Benim dileklerimin hepsi ailem ve sevdiklerim içindir.

Olmazsa olmaz sıralamam
* İlk önce sağlık
* Huzur
* Mutluluk
* Ailemin bütünlüğü

* Başarı
* Ev
* Araba
* Daha çok para
* Uzun tatiller

Tıpkı hepimiz gibi olmazsa olmazlarımız ve sonra dahası ve sonra dahası. :) En azından benim için böyle önce "ben çok şey istemiyorum ki" sonrasında şu şu şu sonrasında ise şu da olsun şu da olsa hiç fena olmaz diye devam ediyor. Ama istemeli ki, inanmalı ki olsun. Babaannem derdi ki "Sen büyük büyük isteyeceksin, küçüğü de olsa verir"

İstiyorum işte her şey istiyorum. Ama önce sağlık, huzur, mutluluk ve sevgi sonra ise vs.vs. vs.....

6 Nisan 2011

İstanbul hatırası

Sonunda okudum ve bitirdim. Evet, Ahmet Ümit'in "İstanbul Hatırası" kitabı.

Yeni yıl hediyesi olarak gelen ve sevdiğim, beğendiğim halde bir türlü bitiremediğim kitap. Ayağımın yaralanması ile birlikte sürekli ayağımı uzatıp yatmam bir işe yaradı. Tüm gün ya bilgisayar, ya kitaplayım.

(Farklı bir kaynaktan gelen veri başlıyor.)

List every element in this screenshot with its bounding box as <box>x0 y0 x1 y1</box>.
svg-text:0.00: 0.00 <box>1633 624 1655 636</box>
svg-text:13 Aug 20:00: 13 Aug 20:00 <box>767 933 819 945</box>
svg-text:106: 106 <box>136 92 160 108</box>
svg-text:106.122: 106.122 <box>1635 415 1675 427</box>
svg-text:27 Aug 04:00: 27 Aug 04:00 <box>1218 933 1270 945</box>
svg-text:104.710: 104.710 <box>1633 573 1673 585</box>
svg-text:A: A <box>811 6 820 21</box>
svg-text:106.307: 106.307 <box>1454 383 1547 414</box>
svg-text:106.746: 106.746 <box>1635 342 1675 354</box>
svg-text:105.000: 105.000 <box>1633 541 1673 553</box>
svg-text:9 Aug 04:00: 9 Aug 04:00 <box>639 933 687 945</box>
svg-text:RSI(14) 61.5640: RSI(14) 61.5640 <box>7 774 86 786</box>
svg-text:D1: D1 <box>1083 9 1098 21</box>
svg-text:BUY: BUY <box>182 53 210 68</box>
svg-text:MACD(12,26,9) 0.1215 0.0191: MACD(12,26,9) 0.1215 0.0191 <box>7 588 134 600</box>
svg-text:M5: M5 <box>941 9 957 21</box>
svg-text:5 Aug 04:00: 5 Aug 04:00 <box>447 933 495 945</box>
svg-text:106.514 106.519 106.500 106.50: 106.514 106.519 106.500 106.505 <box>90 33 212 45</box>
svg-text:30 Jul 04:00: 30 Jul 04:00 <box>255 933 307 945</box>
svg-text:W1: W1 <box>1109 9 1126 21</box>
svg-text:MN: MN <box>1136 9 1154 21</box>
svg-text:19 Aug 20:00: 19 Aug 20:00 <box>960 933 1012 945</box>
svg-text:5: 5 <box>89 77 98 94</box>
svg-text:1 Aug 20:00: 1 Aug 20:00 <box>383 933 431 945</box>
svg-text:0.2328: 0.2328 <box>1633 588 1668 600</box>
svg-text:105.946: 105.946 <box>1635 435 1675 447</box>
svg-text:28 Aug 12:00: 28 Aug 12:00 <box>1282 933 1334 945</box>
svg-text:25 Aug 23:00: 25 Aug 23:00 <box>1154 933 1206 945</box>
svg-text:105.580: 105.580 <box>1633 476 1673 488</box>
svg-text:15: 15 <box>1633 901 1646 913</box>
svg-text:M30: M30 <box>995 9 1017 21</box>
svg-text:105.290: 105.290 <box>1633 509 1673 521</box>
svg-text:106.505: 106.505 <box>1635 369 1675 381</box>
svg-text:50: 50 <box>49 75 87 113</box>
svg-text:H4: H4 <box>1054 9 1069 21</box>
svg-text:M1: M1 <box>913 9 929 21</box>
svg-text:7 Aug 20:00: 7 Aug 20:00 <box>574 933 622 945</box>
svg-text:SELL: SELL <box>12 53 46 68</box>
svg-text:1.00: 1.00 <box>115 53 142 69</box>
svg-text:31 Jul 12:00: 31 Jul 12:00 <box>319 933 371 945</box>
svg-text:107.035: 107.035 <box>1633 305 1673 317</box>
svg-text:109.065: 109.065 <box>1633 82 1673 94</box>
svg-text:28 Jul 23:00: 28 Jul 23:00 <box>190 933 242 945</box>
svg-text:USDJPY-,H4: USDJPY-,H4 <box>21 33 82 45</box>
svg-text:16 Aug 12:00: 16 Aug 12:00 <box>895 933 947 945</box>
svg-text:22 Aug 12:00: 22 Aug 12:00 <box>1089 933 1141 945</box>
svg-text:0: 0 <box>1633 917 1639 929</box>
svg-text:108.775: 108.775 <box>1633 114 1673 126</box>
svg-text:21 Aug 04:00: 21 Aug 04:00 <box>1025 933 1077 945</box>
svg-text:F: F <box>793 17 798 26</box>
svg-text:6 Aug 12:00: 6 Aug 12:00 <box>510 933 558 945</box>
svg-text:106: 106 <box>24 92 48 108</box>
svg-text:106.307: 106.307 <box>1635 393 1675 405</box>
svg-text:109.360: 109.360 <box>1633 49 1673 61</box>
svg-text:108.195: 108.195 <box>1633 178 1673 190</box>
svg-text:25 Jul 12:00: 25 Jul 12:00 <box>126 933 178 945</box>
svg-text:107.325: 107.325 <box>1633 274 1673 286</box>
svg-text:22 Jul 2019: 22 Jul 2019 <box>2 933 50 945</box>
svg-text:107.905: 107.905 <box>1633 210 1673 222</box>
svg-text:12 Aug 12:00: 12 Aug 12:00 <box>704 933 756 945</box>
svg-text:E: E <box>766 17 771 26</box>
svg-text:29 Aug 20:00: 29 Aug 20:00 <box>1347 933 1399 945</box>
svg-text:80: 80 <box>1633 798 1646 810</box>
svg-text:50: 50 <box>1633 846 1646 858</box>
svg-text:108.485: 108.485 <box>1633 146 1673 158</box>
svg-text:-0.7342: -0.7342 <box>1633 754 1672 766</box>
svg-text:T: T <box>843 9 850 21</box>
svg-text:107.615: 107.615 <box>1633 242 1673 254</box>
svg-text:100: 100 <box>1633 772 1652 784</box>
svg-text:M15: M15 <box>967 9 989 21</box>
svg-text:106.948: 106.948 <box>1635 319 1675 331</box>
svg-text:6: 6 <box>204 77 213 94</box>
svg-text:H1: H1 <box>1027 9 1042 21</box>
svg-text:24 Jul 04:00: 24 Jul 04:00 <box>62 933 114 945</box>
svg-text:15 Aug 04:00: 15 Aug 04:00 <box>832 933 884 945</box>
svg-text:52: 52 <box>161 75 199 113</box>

Kitap çok güzel. Ahmet Ümit'in kitaplarını sevsem de bana genelde anlatımı ağır ve yorucu gelirdi. Ama bu kitap öncelikle konuya ilk sayfadan başlaması ile diğer kitaplarından farklıydı. İstanbul tarihi vardı, ben tarihi çok sıkıcı bulmama rağmen öyle güzel öyle hikayemsi anlatılmış ki çok büyük ilgi ve merakla okudum her kısmını. Kitabı okurken İstanbul'un tarihi mekanlarına hiç o gözle bakmadığımı fark ettim. Tarih, kitabın kurgusunun içine öyle güzel yedirilmişti ki insanı içine çekiyordu.

Konusu ise Nevzat başkomiserin, İstanbul'un tarihi mekanlarına belli bir sıra izleyerek (mekan, tarih) bırakılan faili meçhul cinayetleri çözme serüveni denilebilir kısaca.
Kitabı taze taze bitirip yazmak istedim. Kitap çok güzel tavsiye ederim.